Inês Pedrosa afirmou que, «a expressão “toda a literatura” lhe dava arrepios pois a literatura nasce na singularidade de uma voz». Acrescenta ainda a ideia de que “especulação, hoje em dia, é a mãe de todas as guerras e a pureza a justificação última de todos os crimes”. Citando Rosa Monteiro, “não se pode ser puro sendo humano”. Continuou dizendo que “a especulação e a pureza são o contrário da literatura, porque o mundo se ajoelha no altar dos especuladores puros, que são os senhores do dinheiro, e chegamos a este cúmulo de crises. A literatura é especulação, se entendermos a palavra na sua epistemologia”.

João Bouza da Costa assumiu que também foi ao dicionário procurar o significado de especulação ao deparar-se com a dificuldade que teve em aceitar o tema que lhe foi proposto. Isto “pelo fatal campo de ressonância semântico do substantivo especulação, pois não existem palavras inocentes. Nos dias que correm o ato de especular remete com demasiada ligeireza para o epifenómeno financeiro, eufemisticamente denominado desregularização, onde uma elite de iluminados estoirou com a economia mundial contra um muro de realidade. Contudo especular não é só um negócio em que uma das partes abusa da boa fé da outra. Significa também raciocinar e meditar”. Concluiu que, só depois de se ter libertado das associações depreciativas da palavra pôde começar a especular sobre o tema.

Manuel Jorge Marmelo escolheu falar do tema através das histórias da sua vizinha, atualmente desaparecida. Foi ao especular sobre inúmeras possibilidades para o seu desaparecimento que arrancou gargalhadas gerais de um público atento.

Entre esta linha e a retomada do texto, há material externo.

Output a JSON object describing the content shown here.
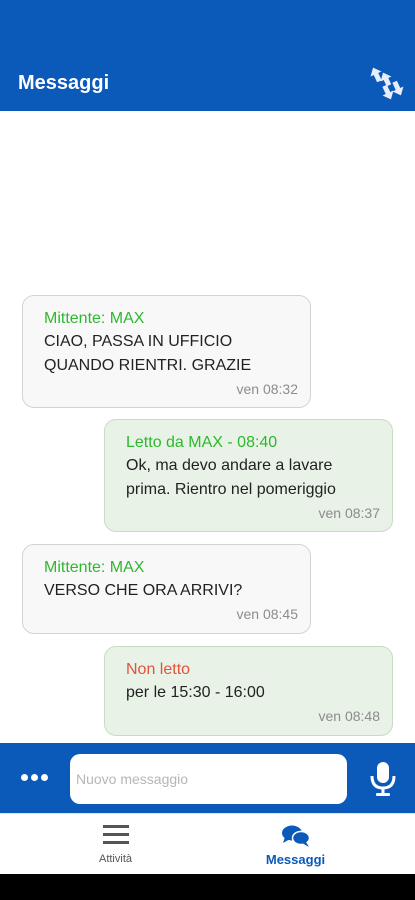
{
  "header": {
    "title": "Messaggi",
    "action_icon": "swap-arrows-icon"
  },
  "messages": [
    {
      "direction": "in",
      "header": "Mittente: MAX",
      "header_color": "#2eb82e",
      "text_lines": [
        "CIAO, PASSA IN UFFICIO",
        "QUANDO RIENTRI. GRAZIE"
      ],
      "time": "ven 08:32"
    },
    {
      "direction": "out",
      "header": "Letto da MAX - 08:40",
      "header_color": "#2eb82e",
      "text_lines": [
        "Ok, ma devo andare a lavare",
        "prima. Rientro nel pomeriggio"
      ],
      "time": "ven 08:37"
    },
    {
      "direction": "in",
      "header": "Mittente: MAX",
      "header_color": "#2eb82e",
      "text_lines": [
        "VERSO CHE ORA ARRIVI?"
      ],
      "time": "ven 08:45"
    },
    {
      "direction": "out",
      "header": "Non letto",
      "header_color": "#e0533d",
      "text_lines": [
        "per le 15:30 - 16:00"
      ],
      "time": "ven 08:48"
    }
  ],
  "composer": {
    "placeholder": "Nuovo messaggio",
    "more_icon": "more-dots-icon",
    "mic_icon": "microphone-icon"
  },
  "bottom_nav": [
    {
      "label": "Attività",
      "icon": "menu-icon",
      "active": false
    },
    {
      "label": "Messaggi",
      "icon": "chat-bubbles-icon",
      "active": true
    }
  ],
  "colors": {
    "brand": "#0b59b8",
    "incoming_bg": "#f8f8f8",
    "outgoing_bg": "#e8f2e6",
    "read_green": "#2eb82e",
    "unread_red": "#e0533d"
  }
}
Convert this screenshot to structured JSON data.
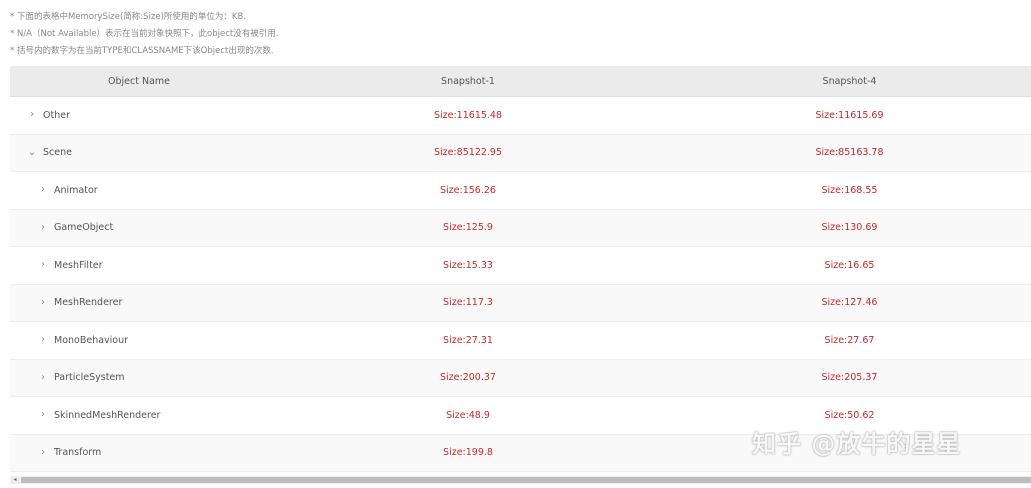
{
  "notes": [
    "* 下面的表格中MemorySize(简称:Size)所使用的单位为：KB.",
    "* N/A（Not Available）表示在当前对象快照下，此object没有被引用.",
    "* 括号内的数字为在当前TYPE和CLASSNAME下该Object出现的次数."
  ],
  "table": {
    "headers": {
      "name": "Object Name",
      "s1": "Snapshot-1",
      "s4": "Snapshot-4"
    },
    "rows": [
      {
        "name": "Other",
        "chev": "›",
        "s1": "Size:11615.48",
        "s4": "Size:11615.69"
      },
      {
        "name": "Scene",
        "chev": "⌄",
        "s1": "Size:85122.95",
        "s4": "Size:85163.78"
      },
      {
        "name": "Animator",
        "chev": "›",
        "s1": "Size:156.26",
        "s4": "Size:168.55"
      },
      {
        "name": "GameObject",
        "chev": "›",
        "s1": "Size:125.9",
        "s4": "Size:130.69"
      },
      {
        "name": "MeshFilter",
        "chev": "›",
        "s1": "Size:15.33",
        "s4": "Size:16.65"
      },
      {
        "name": "MeshRenderer",
        "chev": "›",
        "s1": "Size:117.3",
        "s4": "Size:127.46"
      },
      {
        "name": "MonoBehaviour",
        "chev": "›",
        "s1": "Size:27.31",
        "s4": "Size:27.67"
      },
      {
        "name": "ParticleSystem",
        "chev": "›",
        "s1": "Size:200.37",
        "s4": "Size:205.37"
      },
      {
        "name": "SkinnedMeshRenderer",
        "chev": "›",
        "s1": "Size:48.9",
        "s4": "Size:50.62"
      },
      {
        "name": "Transform",
        "chev": "›",
        "s1": "Size:199.8",
        "s4": ""
      }
    ]
  },
  "scrollbar": {
    "left_arrow": "◂"
  },
  "watermark": "知乎 @放牛的星星",
  "colors": {
    "size_text": "#c62828",
    "header_bg": "#ebebeb"
  }
}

No final, não descobrimos qual das especulações poderia corresponder a uma remota realidade do que acontecera à sua vizinha mas o autor permitiu-nos, através da originalidade das suas especulações, pôr em prática, este verbo.

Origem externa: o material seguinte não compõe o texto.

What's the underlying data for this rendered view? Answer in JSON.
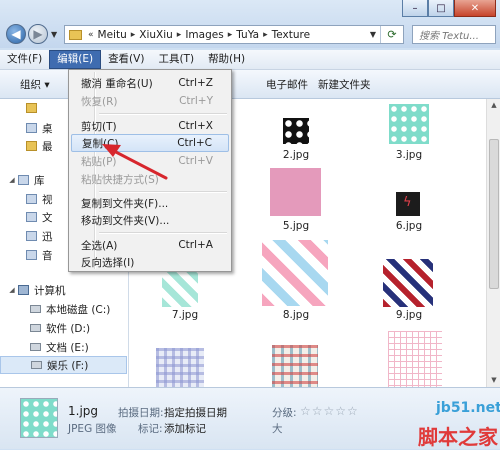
{
  "window": {
    "minimize": "–",
    "maximize": "□",
    "close": "✕"
  },
  "address": {
    "prefix": "«",
    "crumbs": [
      "Meitu",
      "XiuXiu",
      "Images",
      "TuYa",
      "Texture"
    ],
    "search_placeholder": "搜索 Textu..."
  },
  "menubar": [
    {
      "label": "文件(F)"
    },
    {
      "label": "编辑(E)",
      "active": true
    },
    {
      "label": "查看(V)"
    },
    {
      "label": "工具(T)"
    },
    {
      "label": "帮助(H)"
    }
  ],
  "cmdbar": {
    "organize": "组织 ▾",
    "email": "电子邮件",
    "new_folder": "新建文件夹"
  },
  "edit_menu": {
    "items": [
      {
        "label": "撤消 重命名(U)",
        "shortcut": "Ctrl+Z",
        "enabled": true
      },
      {
        "label": "恢复(R)",
        "shortcut": "Ctrl+Y",
        "enabled": false
      },
      {
        "label": "剪切(T)",
        "shortcut": "Ctrl+X",
        "enabled": true
      },
      {
        "label": "复制(C)",
        "shortcut": "Ctrl+C",
        "enabled": true,
        "highlighted": true
      },
      {
        "label": "粘贴(P)",
        "shortcut": "Ctrl+V",
        "enabled": false
      },
      {
        "label": "粘贴快捷方式(S)",
        "shortcut": "",
        "enabled": false
      },
      {
        "label": "复制到文件夹(F)...",
        "shortcut": "",
        "enabled": true
      },
      {
        "label": "移动到文件夹(V)...",
        "shortcut": "",
        "enabled": true
      },
      {
        "label": "全选(A)",
        "shortcut": "Ctrl+A",
        "enabled": true
      },
      {
        "label": "反向选择(I)",
        "shortcut": "",
        "enabled": true
      }
    ]
  },
  "navpane": {
    "library": "库",
    "partial_items": [
      "",
      "桌",
      "最",
      "",
      "视",
      "文",
      "迅",
      "音"
    ],
    "computer": "计算机",
    "drives": [
      "本地磁盘 (C:)",
      "软件 (D:)",
      "文档 (E:)",
      "娱乐 (F:)"
    ]
  },
  "files": [
    {
      "name": "2.jpg",
      "pattern": "black-dots"
    },
    {
      "name": "3.jpg",
      "pattern": "teal-dots"
    },
    {
      "name": "5.jpg",
      "pattern": "crosses"
    },
    {
      "name": "6.jpg",
      "pattern": "dark-tile"
    },
    {
      "name": "7.jpg",
      "pattern": "mint"
    },
    {
      "name": "8.jpg",
      "pattern": "pink-stripes"
    },
    {
      "name": "9.jpg",
      "pattern": "flag-stripes"
    }
  ],
  "details": {
    "filename": "1.jpg",
    "filetype": "JPEG 图像",
    "date_label": "拍摄日期:",
    "date_value": "指定拍摄日期",
    "tags_label": "标记:",
    "tags_value": "添加标记",
    "rating_label": "分级:",
    "stars": "☆☆☆☆☆",
    "size_prefix": "大"
  },
  "watermark": {
    "site": "jb51.net",
    "brand": "脚本之家"
  },
  "colors": {
    "menu_active": "#3f6cb0",
    "arrow": "#d7262d"
  }
}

Pedro Rosa Mendes transportou cada um de nós para Timor-Leste onde ai decorria a maior das especulações. Conduziu-nos pelo enredo de um dos seus livros, no qual, a personagem principal, se debate entre a especulação da sua identidade criada e a identidade que tinha efetivamente. Toda esta ação teve lugar  «num terreno nobre, o da literatura”.

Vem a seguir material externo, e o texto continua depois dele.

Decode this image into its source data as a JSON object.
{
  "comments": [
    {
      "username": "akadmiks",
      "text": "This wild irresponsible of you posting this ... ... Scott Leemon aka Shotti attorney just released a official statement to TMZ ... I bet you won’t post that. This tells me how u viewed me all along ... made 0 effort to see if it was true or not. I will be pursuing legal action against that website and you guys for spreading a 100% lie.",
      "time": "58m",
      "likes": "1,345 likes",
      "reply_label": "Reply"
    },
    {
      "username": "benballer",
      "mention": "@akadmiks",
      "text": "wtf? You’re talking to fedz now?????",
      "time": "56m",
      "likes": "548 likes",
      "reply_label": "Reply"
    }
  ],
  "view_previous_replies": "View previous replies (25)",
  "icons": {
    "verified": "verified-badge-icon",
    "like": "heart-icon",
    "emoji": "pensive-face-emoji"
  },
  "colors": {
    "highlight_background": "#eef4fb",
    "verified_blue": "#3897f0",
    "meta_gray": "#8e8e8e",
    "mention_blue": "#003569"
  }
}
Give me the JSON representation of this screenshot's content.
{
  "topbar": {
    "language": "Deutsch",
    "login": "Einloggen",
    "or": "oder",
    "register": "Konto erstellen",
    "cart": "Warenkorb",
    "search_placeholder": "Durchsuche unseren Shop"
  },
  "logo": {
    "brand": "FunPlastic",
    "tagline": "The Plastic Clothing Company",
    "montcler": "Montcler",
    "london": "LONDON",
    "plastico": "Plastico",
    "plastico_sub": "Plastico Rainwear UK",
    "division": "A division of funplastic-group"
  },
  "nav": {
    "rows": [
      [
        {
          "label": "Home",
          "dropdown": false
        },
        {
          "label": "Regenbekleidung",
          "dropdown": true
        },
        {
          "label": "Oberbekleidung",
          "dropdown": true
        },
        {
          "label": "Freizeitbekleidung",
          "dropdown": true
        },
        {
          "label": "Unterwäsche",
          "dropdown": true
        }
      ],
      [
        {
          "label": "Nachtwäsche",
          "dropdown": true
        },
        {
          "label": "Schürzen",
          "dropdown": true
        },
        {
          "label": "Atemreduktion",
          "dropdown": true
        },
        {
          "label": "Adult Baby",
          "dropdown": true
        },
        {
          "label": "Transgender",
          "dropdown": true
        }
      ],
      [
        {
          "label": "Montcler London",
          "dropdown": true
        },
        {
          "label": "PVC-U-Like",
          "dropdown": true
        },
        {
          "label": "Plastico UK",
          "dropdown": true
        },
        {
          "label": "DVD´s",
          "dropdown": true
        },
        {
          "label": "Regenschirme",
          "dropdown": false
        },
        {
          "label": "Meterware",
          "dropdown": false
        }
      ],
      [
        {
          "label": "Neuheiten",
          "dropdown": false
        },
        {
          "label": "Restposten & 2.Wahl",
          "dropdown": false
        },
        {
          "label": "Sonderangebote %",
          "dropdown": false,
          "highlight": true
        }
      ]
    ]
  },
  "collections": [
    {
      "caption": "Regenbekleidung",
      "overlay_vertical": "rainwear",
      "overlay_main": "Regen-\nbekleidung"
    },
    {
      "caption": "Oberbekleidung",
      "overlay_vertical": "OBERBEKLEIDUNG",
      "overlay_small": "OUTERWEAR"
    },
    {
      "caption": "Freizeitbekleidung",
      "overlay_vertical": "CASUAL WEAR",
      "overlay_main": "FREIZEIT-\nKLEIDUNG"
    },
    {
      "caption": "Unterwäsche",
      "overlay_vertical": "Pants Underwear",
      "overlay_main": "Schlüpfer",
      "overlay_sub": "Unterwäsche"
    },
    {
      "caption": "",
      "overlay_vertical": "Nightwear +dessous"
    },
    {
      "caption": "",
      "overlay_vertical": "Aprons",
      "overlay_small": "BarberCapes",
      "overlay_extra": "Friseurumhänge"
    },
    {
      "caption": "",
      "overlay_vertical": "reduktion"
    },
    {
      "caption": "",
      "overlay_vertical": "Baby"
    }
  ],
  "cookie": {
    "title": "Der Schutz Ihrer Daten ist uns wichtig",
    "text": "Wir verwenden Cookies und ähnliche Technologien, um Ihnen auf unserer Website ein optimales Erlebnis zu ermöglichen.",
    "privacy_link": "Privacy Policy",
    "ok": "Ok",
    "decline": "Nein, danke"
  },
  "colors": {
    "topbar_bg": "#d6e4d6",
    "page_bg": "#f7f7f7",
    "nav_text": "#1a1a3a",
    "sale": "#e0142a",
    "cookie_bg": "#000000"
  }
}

Rosa Montero, partilhou com o público que «a nossa memória é um conto que contamos a nós mesmos. É um romance, um livro que está em constante construção e onde a personagem principal somos nós, e onde, também, a sociedade reinventa uma memória coletiva”. Conduz-nos, pelo enredo de um conto, para realçar a importância do escritor se afastar dele mesmo e do que o rodeia para poder observar-se referindo que «só saindo de nós mesmos é que nos podemos ver e ver o mundo”. Avisa contudo, sabiamente, que esta proeza não é, de todo, fácil de alcançar”.